Deny Hendrawati yang pernah memimpin bank syariah memahami betapa sulit melakukan pemisahan aset UUS dengan Bank Induknya dalam situasi ekonomi sulit. Namun Deni ingat waktu melakukan IPO (Initial Public Offering) di Bursa Efek Jakarta beberapa tahun lalu, sehingga menjadi Bank Syariah pertama yang melantai di Bursa Efek Jakarta dan mendapatkan Rekor MURI (Museum Rekor Indonesia). Ia pun pernah diterpa isu hukum, tetapi tidak terbukti.

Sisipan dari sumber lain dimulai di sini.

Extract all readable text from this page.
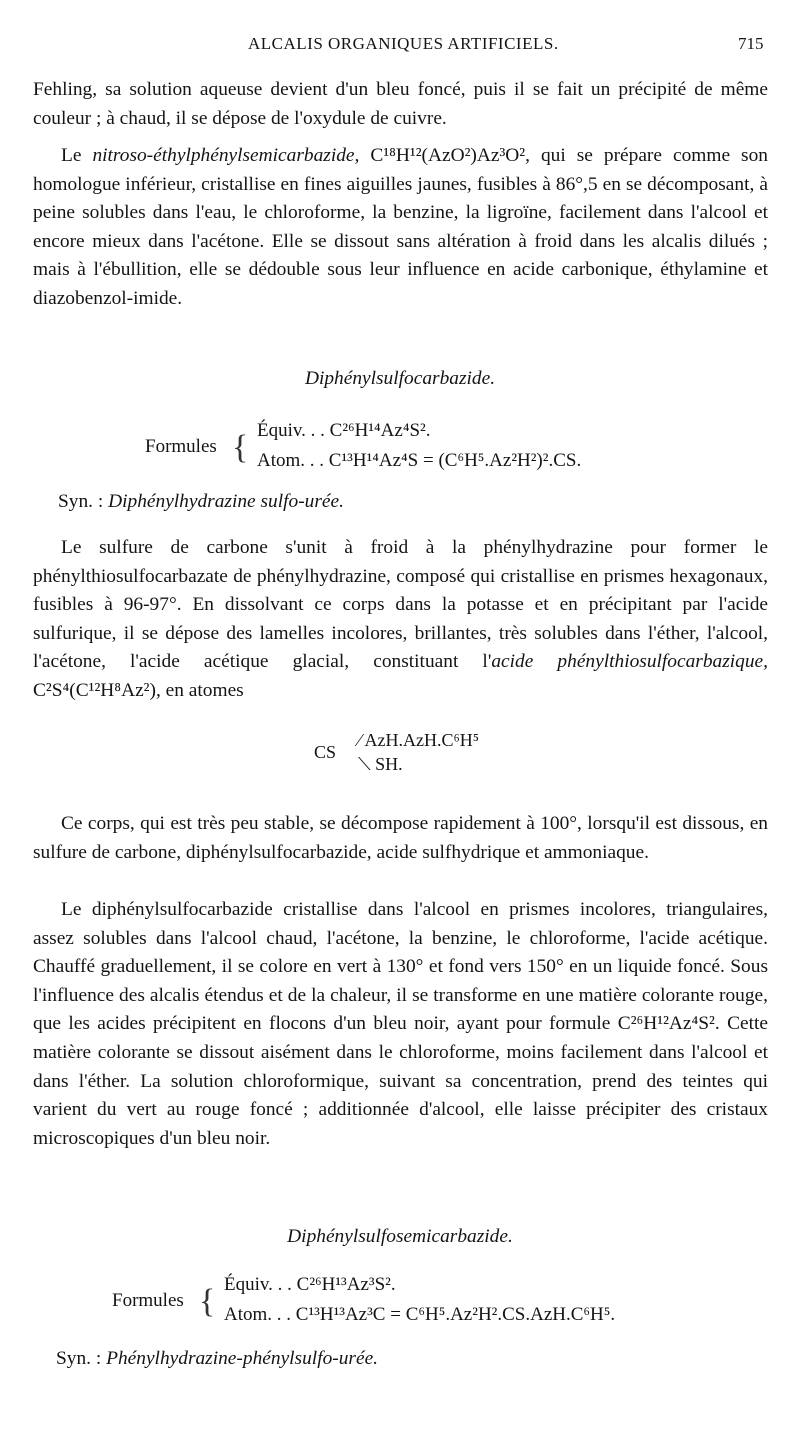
ALCALIS ORGANIQUES ARTIFICIELS.	715

Fehling, sa solution aqueuse devient d'un bleu foncé, puis il se fait un précipité de même couleur ; à chaud, il se dépose de l'oxydule de cuivre.

Le nitroso-éthylphénylsemicarbazide, C¹⁸H¹²(AzO²)Az³O², qui se prépare comme son homologue inférieur, cristallise en fines aiguilles jaunes, fusibles à 86°,5 en se décomposant, à peine solubles dans l'eau, le chloroforme, la benzine, la ligroïne, facilement dans l'alcool et encore mieux dans l'acétone. Elle se dissout sans altération à froid dans les alcalis dilués ; mais à l'ébullition, elle se dédouble sous leur influence en acide carbonique, éthylamine et diazobenzol-imide.

Diphénylsulfocarbazide.
Formules { Équiv. . . C²⁶H¹⁴Az⁴S².
Atom. . . C¹³H¹⁴Az⁴S = (C⁶H⁵.Az²H²)².CS.
Syn. : Diphénylhydrazine sulfo-urée.

Le sulfure de carbone s'unit à froid à la phénylhydrazine pour former le phénylthiosulfocarbazate de phénylhydrazine, composé qui cristallise en prismes hexagonaux, fusibles à 96-97°. En dissolvant ce corps dans la potasse et en précipitant par l'acide sulfurique, il se dépose des lamelles incolores, brillantes, très solubles dans l'éther, l'alcool, l'acétone, l'acide acétique glacial, constituant l'acide phénylthiosulfocarbazique, C²S⁴(C¹²H⁸Az²), en atomes

CS
⁄ AzH.AzH.C⁶H⁵
⟍ SH.

Ce corps, qui est très peu stable, se décompose rapidement à 100°, lorsqu'il est dissous, en sulfure de carbone, diphénylsulfocarbazide, acide sulfhydrique et ammoniaque.

Le diphénylsulfocarbazide cristallise dans l'alcool en prismes incolores, triangulaires, assez solubles dans l'alcool chaud, l'acétone, la benzine, le chloroforme, l'acide acétique. Chauffé graduellement, il se colore en vert à 130° et fond vers 150° en un liquide foncé. Sous l'influence des alcalis étendus et de la chaleur, il se transforme en une matière colorante rouge, que les acides précipitent en flocons d'un bleu noir, ayant pour formule C²⁶H¹²Az⁴S². Cette matière colorante se dissout aisément dans le chloroforme, moins facilement dans l'alcool et dans l'éther. La solution chloroformique, suivant sa concentration, prend des teintes qui varient du vert au rouge foncé ; additionnée d'alcool, elle laisse précipiter des cristaux microscopiques d'un bleu noir.

Diphénylsulfosemicarbazide.
Formules { Équiv. . . C²⁶H¹³Az³S².
Atom. . . C¹³H¹³Az³C = C⁶H⁵.Az²H².CS.AzH.C⁶H⁵.
Syn. : Phénylhydrazine-phénylsulfo-urée.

Menurut Deny, menghapus pasal kewajiban spin off (pemisahan aset dengan bank induknya) jika modalnya sudah mencapai 50 persen, adalah kemunduran karena aturan itu justru dibangun untuk mendorong perkembangan bank syariah. Oleh karena itu jika pada tahun 2023 tidak mampu spin off, maka tentu ada kebijakan Bank Indonesia untuk mengaturnya kembali dalam ketentuan teknis.
Deny merujuk pasal 68 ayat 1 UU Perbankan Syariah Nomor 21 Tahun 2008: Dalam hal Bank Umum Konvensional memiliki UUS (Unit Usaha Syariah) yang nilai asetnya telah mencapai paling sedikit 50% (lima puluh persen) dari total nilai aset bank induknya atau 15 (lima belas) tahun sejak berlakunya Undang-Undang ini, maka Bank Umum Konvensional dimaksud wajib melakukan Pemisahan UUS tersebut menjadi Bank Umum Syariah. (2) Ketentuan lebih lanjut mengenai Pemisahan dan sanksi bagi Bank Umum Konvensional yang tidak melakukan Pemisahan sebagaimana dimaksud pada ayat (1) diatur dengan Peraturan Bank Indonesia.”

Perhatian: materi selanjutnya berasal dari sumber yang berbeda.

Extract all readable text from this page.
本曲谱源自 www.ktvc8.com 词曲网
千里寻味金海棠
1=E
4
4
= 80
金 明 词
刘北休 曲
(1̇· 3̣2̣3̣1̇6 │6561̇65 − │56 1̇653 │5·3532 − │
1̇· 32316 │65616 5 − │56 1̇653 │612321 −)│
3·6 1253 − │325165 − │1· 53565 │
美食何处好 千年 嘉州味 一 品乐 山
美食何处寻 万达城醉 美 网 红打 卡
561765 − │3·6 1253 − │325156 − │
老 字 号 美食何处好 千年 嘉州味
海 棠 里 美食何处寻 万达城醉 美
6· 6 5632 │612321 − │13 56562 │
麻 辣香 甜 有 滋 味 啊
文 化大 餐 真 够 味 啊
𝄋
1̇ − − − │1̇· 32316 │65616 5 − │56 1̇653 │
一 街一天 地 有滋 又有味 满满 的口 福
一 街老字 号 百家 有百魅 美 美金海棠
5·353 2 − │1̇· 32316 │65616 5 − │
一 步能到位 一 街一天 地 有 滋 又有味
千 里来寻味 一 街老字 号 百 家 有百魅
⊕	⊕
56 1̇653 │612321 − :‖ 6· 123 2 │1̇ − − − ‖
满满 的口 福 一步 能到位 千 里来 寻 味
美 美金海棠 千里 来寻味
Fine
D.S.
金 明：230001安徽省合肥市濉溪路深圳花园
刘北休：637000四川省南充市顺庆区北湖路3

Sebelumya Sekretaris Jenderal Asosiasi Bank Syariah Indonesia (Asbisindo), Herwin Bustaman berpendapat bahwa opsi pembatalan kewajiban spin off perlu terus didorong melalui RUU Pengembangan dan Penguatan Sektor Keuangan (P2SK) atau Omni Bus Law sektor keuangan, karena kesiapan untuk spin off tidak merata. Berbagai alasan dikemukakan, mulai dari tingkat efisiensi lebih tinggi pada UUS daripada BUS, kemudahan pengawasan, hingga kontraproduktif pada daya saing perbankan syariah.
Sedangkan Lembaga Riset Institute For Demographic and Poverty Studies (IDEAS) justru menilai menghapus kewajiban spin off pada 2023, merupakan kebijakan yang kontraproduktif dalam pengembangan perbankan syariah nasional.

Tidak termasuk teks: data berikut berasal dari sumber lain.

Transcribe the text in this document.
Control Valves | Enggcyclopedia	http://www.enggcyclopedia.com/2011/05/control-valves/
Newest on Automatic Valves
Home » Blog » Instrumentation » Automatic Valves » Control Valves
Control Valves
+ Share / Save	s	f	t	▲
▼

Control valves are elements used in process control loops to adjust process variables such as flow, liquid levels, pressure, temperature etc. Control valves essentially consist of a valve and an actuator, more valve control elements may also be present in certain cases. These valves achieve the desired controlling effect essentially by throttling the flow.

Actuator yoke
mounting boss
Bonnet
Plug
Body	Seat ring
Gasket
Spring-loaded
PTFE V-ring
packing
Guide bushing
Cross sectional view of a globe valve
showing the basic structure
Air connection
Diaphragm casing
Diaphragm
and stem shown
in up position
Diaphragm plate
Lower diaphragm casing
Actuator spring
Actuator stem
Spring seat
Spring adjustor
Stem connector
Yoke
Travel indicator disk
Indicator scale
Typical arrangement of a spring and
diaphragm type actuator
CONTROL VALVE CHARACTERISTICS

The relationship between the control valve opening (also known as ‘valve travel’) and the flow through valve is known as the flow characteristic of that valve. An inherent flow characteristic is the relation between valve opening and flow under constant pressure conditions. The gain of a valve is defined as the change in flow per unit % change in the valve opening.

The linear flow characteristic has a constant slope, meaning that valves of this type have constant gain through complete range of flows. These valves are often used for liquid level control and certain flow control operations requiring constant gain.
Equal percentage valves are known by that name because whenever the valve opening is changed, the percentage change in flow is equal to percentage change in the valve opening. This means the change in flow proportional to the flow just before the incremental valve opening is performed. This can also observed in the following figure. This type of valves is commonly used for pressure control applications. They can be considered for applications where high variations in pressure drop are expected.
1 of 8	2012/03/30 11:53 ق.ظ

Kewajiban spin off pada 2023 sejak diundangkan pada Juli 2008, terbukti berhasil mengakselerasi pertumbuhan industri perbankan syariah nasional. Hingga kini terdapat Bank Umum Syariah telah berdiri, dan waktu dekat, setidaknya akan terdapat tambahan 3 BUS baru lagi setelah melakukan spin off.
Deny menggarisbawahi bahwa pangsa pasar perbankan syariah meningkat dari 2,36 persen pada tahun 2008 menjadi 6,71 persen pada Maret 2022. Ini berarti usaha mendorong perbankan syariah berhasil, meski lambat dan jauh dari roadmap yang ditetapkan oleh Komite Nasional Ekonomi dan Keuangan Syariah (KNEKS) yakni 20 persen pada tahun 2024.
“Ikhtiar ini harus terus didorong dengan kebijakan yang konsisten, jangan sampai mundur (ke belakang),” kata Deny.